BMW setzt Kurzarbeit zeitweise aus

BMW will heuer schwarze Zahlen schreiben

Der deutsche Autobauer BMW will trotz drastischer Absatzeinbrüche 2009 in die Gewinnzone fahren. "Wir werden darum kämpfen, dass wir schwarze Zahlen im Konzern haben", sagte BMW-Finanzchef Friedrich Eichiner auf der IAA. 2008 war der Gewinn von BMW um fast 90 Prozent auf 330 Mio. Euro eingebrochen. Das Jahr 2009 begann dann mit Verlusten, dank Kosteneinsparungen inklusive eines deutlichen Personalabbaus schafften die Münchner im zweiten Quartal aber wieder einen Überschuss von 121 Mio. Euro.

Für dieses Ziel dürfe das Absatzminus in diesem Jahr allerdings nicht die Marke von 15 Prozent überschreiten, betonte Eichiner. In den ersten acht Monaten hatte BMW 817.183 Autos verkauft und damit 17,7 Prozent weniger als im Vorjahr. Zuletzt hatte der Trend aber nach oben gezeigt.

"Insgesamt kann man feststellen, dass sich die Märkte langsam beruhigen, allerdings auf einem niedrigen Niveau. Wir sind vorsichtig optimistisch." Für zusätzlichen Schwung sollen künftig auch neue Modelle wie der kleine Geländewagen X1 und der 5er GT sorgen, die in Frankfurt vorgestellt werden und ab Ende Oktober bei den Händlern stehen.
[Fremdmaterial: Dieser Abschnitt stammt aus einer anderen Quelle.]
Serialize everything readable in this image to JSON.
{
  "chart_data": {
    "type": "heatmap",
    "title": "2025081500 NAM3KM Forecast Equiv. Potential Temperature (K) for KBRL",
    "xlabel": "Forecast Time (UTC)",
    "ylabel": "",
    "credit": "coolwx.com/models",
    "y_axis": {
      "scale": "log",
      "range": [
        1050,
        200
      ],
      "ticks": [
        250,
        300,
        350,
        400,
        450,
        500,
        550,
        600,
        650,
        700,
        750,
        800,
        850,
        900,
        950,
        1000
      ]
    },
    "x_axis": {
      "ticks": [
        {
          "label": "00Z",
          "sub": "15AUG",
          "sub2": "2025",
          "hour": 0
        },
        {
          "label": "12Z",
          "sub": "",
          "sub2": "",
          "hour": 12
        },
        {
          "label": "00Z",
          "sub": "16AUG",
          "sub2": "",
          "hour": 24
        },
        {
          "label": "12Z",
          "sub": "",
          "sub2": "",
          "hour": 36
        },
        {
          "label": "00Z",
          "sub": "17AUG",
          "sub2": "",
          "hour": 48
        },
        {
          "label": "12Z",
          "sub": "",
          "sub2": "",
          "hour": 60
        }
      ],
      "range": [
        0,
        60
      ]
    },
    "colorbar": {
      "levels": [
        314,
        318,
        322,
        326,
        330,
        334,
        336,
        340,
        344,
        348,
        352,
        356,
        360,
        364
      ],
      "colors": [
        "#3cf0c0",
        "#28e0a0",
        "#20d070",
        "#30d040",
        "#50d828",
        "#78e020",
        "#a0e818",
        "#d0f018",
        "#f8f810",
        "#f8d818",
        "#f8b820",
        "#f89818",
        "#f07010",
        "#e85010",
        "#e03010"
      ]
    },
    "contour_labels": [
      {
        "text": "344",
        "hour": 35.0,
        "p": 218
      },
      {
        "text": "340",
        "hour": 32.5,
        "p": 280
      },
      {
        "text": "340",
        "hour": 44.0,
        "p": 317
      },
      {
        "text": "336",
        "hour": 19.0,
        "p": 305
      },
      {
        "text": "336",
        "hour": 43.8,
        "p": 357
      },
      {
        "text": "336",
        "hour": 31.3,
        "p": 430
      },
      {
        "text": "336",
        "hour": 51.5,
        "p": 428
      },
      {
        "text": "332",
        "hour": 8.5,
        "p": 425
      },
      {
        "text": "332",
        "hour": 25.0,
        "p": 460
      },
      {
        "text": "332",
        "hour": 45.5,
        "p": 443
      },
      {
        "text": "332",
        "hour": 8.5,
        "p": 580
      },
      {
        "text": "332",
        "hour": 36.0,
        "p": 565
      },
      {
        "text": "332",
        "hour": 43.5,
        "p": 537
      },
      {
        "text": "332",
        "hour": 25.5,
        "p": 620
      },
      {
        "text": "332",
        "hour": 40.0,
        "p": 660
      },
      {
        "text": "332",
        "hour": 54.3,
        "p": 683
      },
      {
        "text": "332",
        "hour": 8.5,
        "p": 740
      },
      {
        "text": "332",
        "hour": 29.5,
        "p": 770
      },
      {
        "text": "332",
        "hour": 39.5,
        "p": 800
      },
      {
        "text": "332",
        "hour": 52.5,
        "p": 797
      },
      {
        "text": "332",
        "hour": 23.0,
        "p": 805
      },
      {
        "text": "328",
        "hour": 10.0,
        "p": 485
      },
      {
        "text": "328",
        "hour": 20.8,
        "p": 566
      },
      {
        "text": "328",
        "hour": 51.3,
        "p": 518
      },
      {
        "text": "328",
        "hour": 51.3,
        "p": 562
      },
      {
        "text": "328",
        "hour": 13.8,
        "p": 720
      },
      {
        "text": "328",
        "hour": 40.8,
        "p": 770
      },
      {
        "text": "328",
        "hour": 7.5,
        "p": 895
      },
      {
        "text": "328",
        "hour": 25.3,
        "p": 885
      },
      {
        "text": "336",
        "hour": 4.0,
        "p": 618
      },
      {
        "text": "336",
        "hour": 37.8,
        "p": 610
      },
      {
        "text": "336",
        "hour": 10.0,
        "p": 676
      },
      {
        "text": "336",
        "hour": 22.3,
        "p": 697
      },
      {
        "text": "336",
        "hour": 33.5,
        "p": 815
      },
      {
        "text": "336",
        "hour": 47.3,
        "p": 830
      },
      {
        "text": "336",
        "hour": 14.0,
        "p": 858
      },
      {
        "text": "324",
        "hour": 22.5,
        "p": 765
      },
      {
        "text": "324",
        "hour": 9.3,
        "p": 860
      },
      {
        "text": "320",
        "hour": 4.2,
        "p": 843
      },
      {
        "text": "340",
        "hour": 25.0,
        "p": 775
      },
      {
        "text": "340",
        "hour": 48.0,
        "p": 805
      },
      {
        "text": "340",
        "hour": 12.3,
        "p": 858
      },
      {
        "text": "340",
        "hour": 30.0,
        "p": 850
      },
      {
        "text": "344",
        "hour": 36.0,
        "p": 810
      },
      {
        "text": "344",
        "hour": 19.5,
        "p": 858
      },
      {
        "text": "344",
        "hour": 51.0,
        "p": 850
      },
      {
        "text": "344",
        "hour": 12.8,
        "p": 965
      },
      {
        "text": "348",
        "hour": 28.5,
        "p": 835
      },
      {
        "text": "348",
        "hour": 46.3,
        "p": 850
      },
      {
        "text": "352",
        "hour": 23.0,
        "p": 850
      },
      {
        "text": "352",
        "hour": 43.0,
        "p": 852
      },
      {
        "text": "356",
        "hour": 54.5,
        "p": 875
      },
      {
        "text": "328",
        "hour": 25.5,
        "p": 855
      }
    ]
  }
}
Das bisherige Absatzziel von 1,8 Mio. verkauften Fahrzeugen im Jahr 2012 werde wegen der Krise aber nicht mehr erreicht, sagte der Finanzchef. Wahrscheinlicher sei eher ein Wert von gut 1,6 Mio. Fahrzeugen. Es bleibe aber bei der anvisierten Umsatzrendite von 8 bis 10 Prozent im Automobilgeschäft zu diesem Zeitpunkt. Im vergangenen Jahr hatte BMW weltweit gut 1,4 Millionen Autos der Marken BMW, Mini und Rolls-Royce verkauft.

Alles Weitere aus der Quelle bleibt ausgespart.